He’s watching me warily, though he hasn’t yet said anything to me. In fact, this is the first time I’ve seen him since the night I killed Crowley in the boxing gym locker room. No word has been uttered between us in four years.
He says, “So. You’re alive.”
My hand tightens on my glass.
Vitali says, saving me, “This is what we need to talk about.” He slides a tablet across the bar, situating it between me and Anton.
The screen shows a man, neither young nor old, sitting on a café patio. He’s carefully nondescript and subtly covert in his jeans and jacket. A black ballcap and sunglasses partially obscure his face.
“Who the hell is that?” Anton asks.
“That’s FBI Special Agent Martin Cohen,” Vitali reports. “Head of the Boston field office.”
“So?” Anton challenges.
“So.” Vitali swipes to another image of Cohen at the café but now seated with—
“Fucking Gavino DiMaggio,” Anton grumbles.
Gavino is the head of the DiMaggio family. Vitali has caught me up on our longstanding feud. The tension between our families goes back generations, but our father and Gavino worked out a truce with a territory division. That truce collapsed when I was captured.
Vitali has started asking me for details about that night, but I’m still locked out of that part of my memory.
“Who took these pictures?” Anton asks.
“One of my men,” Vitali answers. “I increased surveillance on the DiMaggios as soon as Roman … came back. I’ve now put two men on Cohen.”
Anton shakes his head. “Pull them back. I don’t want our men sitting on their asses when we’re already shorthanded from last month’s attack on our west side crew.”
“I’m not pulling them back. We need to know Cohen’s involvement with the DiMaggios. In fact, we need to get into his computer, into his phone, into his shit, so we can be prepared—”
“He’s a dirty agent, so what?” Anton cuts in. “Throw a stone in this city and you’re bound to hit one. We’ve got a dozen in our own pockets.”
As Vitali and Anton continue to argue, their words stop reaching me. Ihearthem, but my brain stops attaching any meaning.
In the same way, I still see where I am, but I feel distant from it, like I’m retreating into some space inside myself. The problem is that everything inside myself—past and present events, past and present emotions—is tangled as fuck.
Maybe that’s why I find myself lifting my tumbler of whiskey to my lips—a force of long-dormant habit.

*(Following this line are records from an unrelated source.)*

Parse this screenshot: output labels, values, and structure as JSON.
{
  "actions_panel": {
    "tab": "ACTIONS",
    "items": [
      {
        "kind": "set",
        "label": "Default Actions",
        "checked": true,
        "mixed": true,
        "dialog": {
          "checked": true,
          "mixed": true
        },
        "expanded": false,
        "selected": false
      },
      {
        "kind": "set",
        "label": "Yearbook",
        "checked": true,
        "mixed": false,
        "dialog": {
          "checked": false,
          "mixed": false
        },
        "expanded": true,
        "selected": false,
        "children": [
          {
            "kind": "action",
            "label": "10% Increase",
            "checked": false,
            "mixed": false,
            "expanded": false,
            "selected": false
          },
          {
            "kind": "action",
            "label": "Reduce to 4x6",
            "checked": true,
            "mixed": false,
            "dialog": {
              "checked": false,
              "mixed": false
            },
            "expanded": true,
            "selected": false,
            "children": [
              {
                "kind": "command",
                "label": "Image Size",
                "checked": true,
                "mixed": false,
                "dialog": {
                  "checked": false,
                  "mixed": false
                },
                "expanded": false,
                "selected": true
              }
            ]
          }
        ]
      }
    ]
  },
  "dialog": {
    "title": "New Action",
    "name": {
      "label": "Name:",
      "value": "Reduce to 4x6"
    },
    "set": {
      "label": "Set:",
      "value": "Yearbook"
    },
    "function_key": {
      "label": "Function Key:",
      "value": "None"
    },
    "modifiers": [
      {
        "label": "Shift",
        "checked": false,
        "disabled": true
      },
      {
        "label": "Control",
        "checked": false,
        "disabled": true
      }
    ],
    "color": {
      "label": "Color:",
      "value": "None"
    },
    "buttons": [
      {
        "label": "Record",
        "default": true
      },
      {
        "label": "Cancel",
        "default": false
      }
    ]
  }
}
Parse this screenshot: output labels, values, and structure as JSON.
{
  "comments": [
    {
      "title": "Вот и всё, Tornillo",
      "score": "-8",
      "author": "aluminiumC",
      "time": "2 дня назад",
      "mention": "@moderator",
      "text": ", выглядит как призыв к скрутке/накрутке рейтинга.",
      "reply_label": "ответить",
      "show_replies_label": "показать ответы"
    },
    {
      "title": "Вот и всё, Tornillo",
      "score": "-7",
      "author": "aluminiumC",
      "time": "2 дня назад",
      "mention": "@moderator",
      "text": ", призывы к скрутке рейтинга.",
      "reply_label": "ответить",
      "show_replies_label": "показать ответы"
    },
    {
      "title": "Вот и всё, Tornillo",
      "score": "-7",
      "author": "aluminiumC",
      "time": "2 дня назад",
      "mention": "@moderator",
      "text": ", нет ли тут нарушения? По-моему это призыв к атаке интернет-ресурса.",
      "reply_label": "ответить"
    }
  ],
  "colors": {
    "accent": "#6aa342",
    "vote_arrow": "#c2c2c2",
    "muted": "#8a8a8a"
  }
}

The smell hits me first, a little sweet, a little sharp. Then the liquor stings my tongue and burns my nostrils.
I hear the familiar voices.
I see the lights glowing through the bottles on the shelves behind the bar.

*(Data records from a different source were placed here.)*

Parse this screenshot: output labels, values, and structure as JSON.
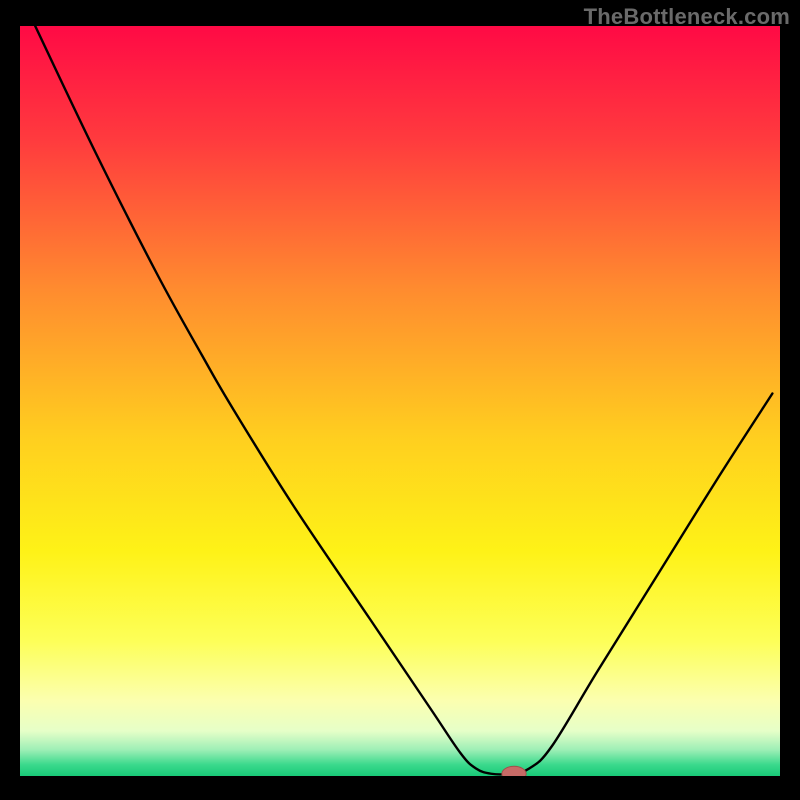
{
  "watermark": "TheBottleneck.com",
  "colors": {
    "bg": "#000000",
    "curve": "#000000",
    "marker_fill": "#c66a66",
    "marker_stroke": "#a04e4a"
  },
  "chart_data": {
    "type": "line",
    "title": "",
    "xlabel": "",
    "ylabel": "",
    "xlim": [
      0,
      100
    ],
    "ylim": [
      0,
      100
    ],
    "grid": false,
    "background_gradient_stops": [
      {
        "pos": 0.0,
        "color": "#ff0a45"
      },
      {
        "pos": 0.15,
        "color": "#ff3a3e"
      },
      {
        "pos": 0.35,
        "color": "#ff8b2f"
      },
      {
        "pos": 0.55,
        "color": "#ffcf1f"
      },
      {
        "pos": 0.7,
        "color": "#fef217"
      },
      {
        "pos": 0.82,
        "color": "#fdff58"
      },
      {
        "pos": 0.9,
        "color": "#fbffb0"
      },
      {
        "pos": 0.94,
        "color": "#e6ffc8"
      },
      {
        "pos": 0.965,
        "color": "#9eefb6"
      },
      {
        "pos": 0.985,
        "color": "#3ad98c"
      },
      {
        "pos": 1.0,
        "color": "#18c978"
      }
    ],
    "series": [
      {
        "name": "bottleneck-curve",
        "points": [
          {
            "x": 2.0,
            "y": 100.0
          },
          {
            "x": 10.0,
            "y": 83.0
          },
          {
            "x": 18.0,
            "y": 67.0
          },
          {
            "x": 24.0,
            "y": 56.0
          },
          {
            "x": 28.0,
            "y": 49.0
          },
          {
            "x": 36.0,
            "y": 36.0
          },
          {
            "x": 46.0,
            "y": 21.0
          },
          {
            "x": 54.0,
            "y": 9.0
          },
          {
            "x": 58.0,
            "y": 3.0
          },
          {
            "x": 60.0,
            "y": 1.0
          },
          {
            "x": 62.0,
            "y": 0.3
          },
          {
            "x": 64.5,
            "y": 0.3
          },
          {
            "x": 67.0,
            "y": 1.0
          },
          {
            "x": 70.0,
            "y": 4.0
          },
          {
            "x": 76.0,
            "y": 14.0
          },
          {
            "x": 84.0,
            "y": 27.0
          },
          {
            "x": 92.0,
            "y": 40.0
          },
          {
            "x": 99.0,
            "y": 51.0
          }
        ]
      }
    ],
    "marker": {
      "x": 65.0,
      "y": 0.3,
      "rx": 1.6,
      "ry": 1.0
    }
  }
}
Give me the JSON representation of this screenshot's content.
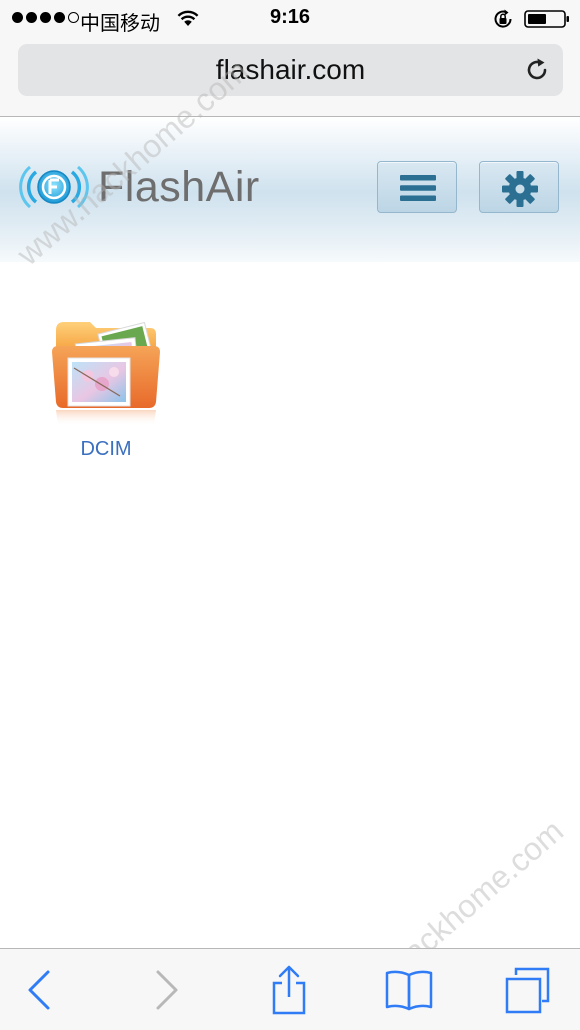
{
  "status_bar": {
    "carrier": "中国移动",
    "time": "9:16",
    "icons": [
      "signal-dots",
      "wifi-icon",
      "rotation-lock-icon",
      "battery-icon"
    ]
  },
  "browser": {
    "url": "flashair.com",
    "reload_icon": "reload-icon"
  },
  "app_header": {
    "logo_text": "FlashAir",
    "menu_icon": "menu-icon",
    "settings_icon": "gear-icon",
    "accent_color": "#2b6f93"
  },
  "files": [
    {
      "name": "DCIM",
      "icon": "photo-folder-icon"
    }
  ],
  "toolbar": {
    "items": [
      "back-icon",
      "forward-icon",
      "share-icon",
      "bookmarks-icon",
      "tabs-icon"
    ],
    "active_color": "#2f7cf6",
    "disabled_color": "#b8b8b8"
  },
  "watermark": {
    "text": "www.hackhome.com"
  }
}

My thoughts, already tangled, start spinning too fast to make sense of, so fast that the unsettled, queasy feeling I’ve had for hours intensifies until saliva pools in my mouth.
That should be a warning to me, but it’s not. I have no idea what’s going to happen until my stomach heaves.
I turn abruptly aside. As I throw up, I hear shouting. I see movement. But it’s when a stool bangs to the floor like a gunshot that I yank my pistol from the holster at the small of my back.
A figure launches over the bar, tackling me before I can take aim. The gun flies out of my grip as I’m slammed to the floor. I go instantly into fight mode.
My opponent is fast and vicious, jabbing me in the side as a distraction, twisting around behind me to go for a chokehold. I get up enough to shoulder toss him. He slams to the floor. I punch him in the face.
Guards swarm in to break up the fight, but it makes no sense. The fight isn’t over. I don’t get out of the ring until it’s done. Guns are leveled at me. For some reason, my opponent is shouting at them to not shoot.
Give him a second! Don’t fucking shoot!